Esiste veramente una competizione tra i due?

Entrambi i formati nascono negli anni ’90 con lo scopo di fornire un’alternativa digitale al documento cartaceo. Il DjVu nasce come una tecnologia votata esclusivamente alla digitalizzazione dei documenti cartacei, quindi alla loro cattura tramite scansione e alla loro conservazione. La tecnologia, che permette la creazione dei DjVu e quindi l’acquisizione e la digitalizzazione del documento, prevede la scomposizione della struttura del documento stesso in tre livelli: sfondo, primo piano e maschera in bianco e nero. Ognuno viene elaborato in modo specifico e per ognuno esiste un algoritmo di elaborazione e compressione. Questo approccio consente la massima compressione (ZIP finale) con la minima perdita: una pagina di giornale in versione DjVu pesa all’incirca dai 10 ai 25 Kb.

La diffusione del formato di digitalizzazione documentale DjVu, però, non ha avuto la stessa fortuna del formato PDF per molteplici motivi:

  • Sicuramente l’impossibilità da parte del primo di essere crittografato e protetto.
  • In secondo luogo il formato PDF ha incontrato una commercializzazione universale: ogni PC possiede un programma di lettura per file PDF.
  • In terzo luogo i file PDF non consente solo la digitalizzazione, la protezione e la diffusione di testi già esistenti in formato analogico ma anche la formattazione di testi già digitalizzati. Il DjVu presuppone l’esistenza di un supporto analogico.

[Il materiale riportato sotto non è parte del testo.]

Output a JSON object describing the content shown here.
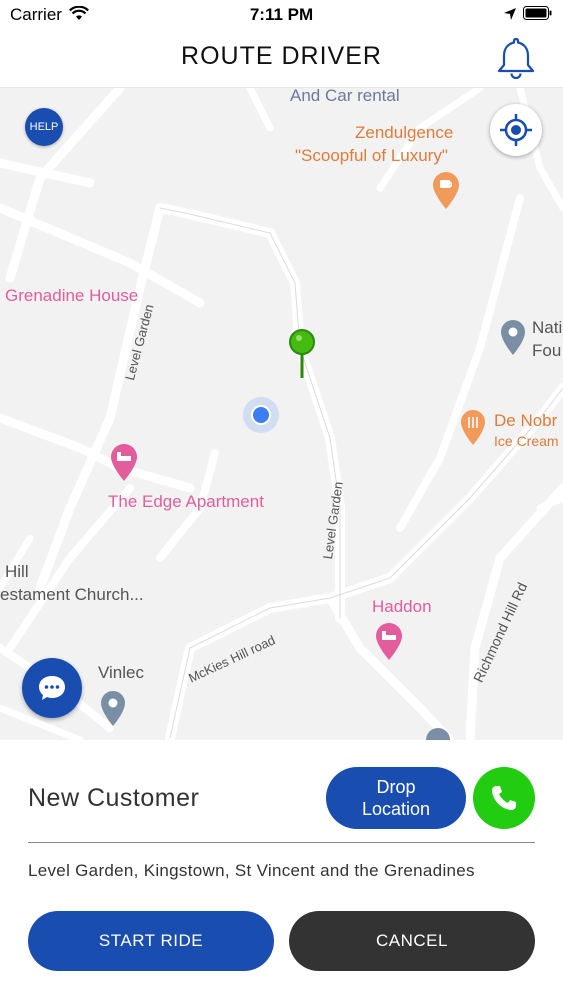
{
  "status_bar": {
    "carrier": "Carrier",
    "time": "7:11 PM"
  },
  "nav": {
    "title": "ROUTE DRIVER",
    "bell_icon": "bell-icon"
  },
  "map": {
    "help_label": "HELP",
    "labels": {
      "car_rental": "And Car rental",
      "zendulgence": "Zendulgence",
      "scoopful": "\"Scoopful of Luxury\"",
      "grenadine": "Grenadine House",
      "level_garden_1": "Level Garden",
      "level_garden_2": "Level Garden",
      "nati": "Nati",
      "fou": "Fou",
      "de_nobr": "De Nobr",
      "ice_cream": "Ice Cream",
      "edge": "The Edge Apartment",
      "hill": "Hill",
      "church": "estament Church...",
      "richmond": "Richmond Hill Rd",
      "haddon": "Haddon",
      "mckies": "McKies Hill road",
      "vinlec": "Vinlec"
    },
    "colors": {
      "poi_pink": "#e35d9c",
      "poi_orange": "#e07b39",
      "pin_green": "#33aa11",
      "user_dot": "#3b7ef0"
    }
  },
  "ride": {
    "customer_name": "New Customer",
    "drop_label": "Drop Location",
    "address": "Level Garden, Kingstown, St Vincent and the Grenadines",
    "start_label": "START RIDE",
    "cancel_label": "CANCEL"
  },
  "colors": {
    "primary": "#1a4db0",
    "call_green": "#22cc11",
    "cancel_dark": "#333333"
  }
}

La verità è che i due formati non si possono considerare concorrenti diretti ma elementi complementari per una giusta implementazione di processi di conservazione sostitutiva e digitalizzazione. Da una parte il PDF consente di ottimizzare piani di workflow di gestione documentale efficienti per la sicurezza che attribuisce alle informazioni contenuti nei suoi documenti, per l’universalità della sua distribuzione e lo stato di standard riconosciutogli da ISO. Dall’altra il DjVu si dimostra, per le sue caratteristiche, in alcune situazioni molto adatto alla conservazione di documenti ad informazione non decifrabile come nel caso di immagini, progetti e formule. Il formato meno popolare è quindi molto utile nel momento in cui debbano essere conservate o trasmesse immagini o digitalizzazioni di documenti in cui debbano permanere evidenti difetti esistenti sul supporto analogico e tracce di altri oggetti. L’esempio più efficace si riscontra forse nella necessità di conservare documenti storici. Tutto questo occupando il minimo dello spazio possibile.

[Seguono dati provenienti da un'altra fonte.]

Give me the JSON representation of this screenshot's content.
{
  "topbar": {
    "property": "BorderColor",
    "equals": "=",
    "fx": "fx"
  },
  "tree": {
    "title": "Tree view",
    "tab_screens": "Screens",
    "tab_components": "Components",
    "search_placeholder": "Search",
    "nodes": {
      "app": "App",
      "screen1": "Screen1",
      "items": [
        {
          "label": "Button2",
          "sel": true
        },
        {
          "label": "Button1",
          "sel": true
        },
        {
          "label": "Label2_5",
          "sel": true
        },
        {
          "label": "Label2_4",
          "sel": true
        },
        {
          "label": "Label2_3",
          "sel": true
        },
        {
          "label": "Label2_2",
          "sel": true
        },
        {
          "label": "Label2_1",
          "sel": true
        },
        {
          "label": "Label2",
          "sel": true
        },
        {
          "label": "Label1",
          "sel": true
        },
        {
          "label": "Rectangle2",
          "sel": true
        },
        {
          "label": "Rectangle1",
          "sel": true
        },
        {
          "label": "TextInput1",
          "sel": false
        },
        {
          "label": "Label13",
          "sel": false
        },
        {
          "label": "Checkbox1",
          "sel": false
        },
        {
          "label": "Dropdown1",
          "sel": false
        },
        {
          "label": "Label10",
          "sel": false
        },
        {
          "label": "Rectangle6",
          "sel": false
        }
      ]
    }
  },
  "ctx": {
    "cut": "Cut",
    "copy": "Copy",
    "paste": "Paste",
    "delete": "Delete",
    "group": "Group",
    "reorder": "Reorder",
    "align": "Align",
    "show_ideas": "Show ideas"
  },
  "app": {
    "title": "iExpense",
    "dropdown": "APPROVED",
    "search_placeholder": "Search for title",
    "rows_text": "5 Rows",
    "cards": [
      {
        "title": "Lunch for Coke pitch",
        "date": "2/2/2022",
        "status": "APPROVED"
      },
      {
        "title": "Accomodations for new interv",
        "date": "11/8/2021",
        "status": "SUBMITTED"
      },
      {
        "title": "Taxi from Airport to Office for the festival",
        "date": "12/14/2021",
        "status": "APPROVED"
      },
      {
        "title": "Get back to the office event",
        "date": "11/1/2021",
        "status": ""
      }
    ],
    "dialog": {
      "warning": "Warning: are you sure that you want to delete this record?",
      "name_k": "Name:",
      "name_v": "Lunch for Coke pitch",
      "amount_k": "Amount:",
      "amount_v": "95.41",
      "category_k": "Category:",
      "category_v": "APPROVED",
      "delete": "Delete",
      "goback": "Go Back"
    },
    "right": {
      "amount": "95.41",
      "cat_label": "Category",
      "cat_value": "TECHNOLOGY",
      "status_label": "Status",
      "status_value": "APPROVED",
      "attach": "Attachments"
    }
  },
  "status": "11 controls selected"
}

Appurato che i due formati non rappresentano alcuna concorrenza dal punto di vista del mercato della conservazione sostitutiva o della gestione del workflow documentale, possiamo aggiungere un’informazione molto importante: attraverso un Universal Document Converter è possibile convertire le formattazioni dei due tipi di documenti nella rispettiva complementare. In questo modo avrete sempre a portata di mano la possibilità di usufruire della formattazione più adatta al vostro scopo.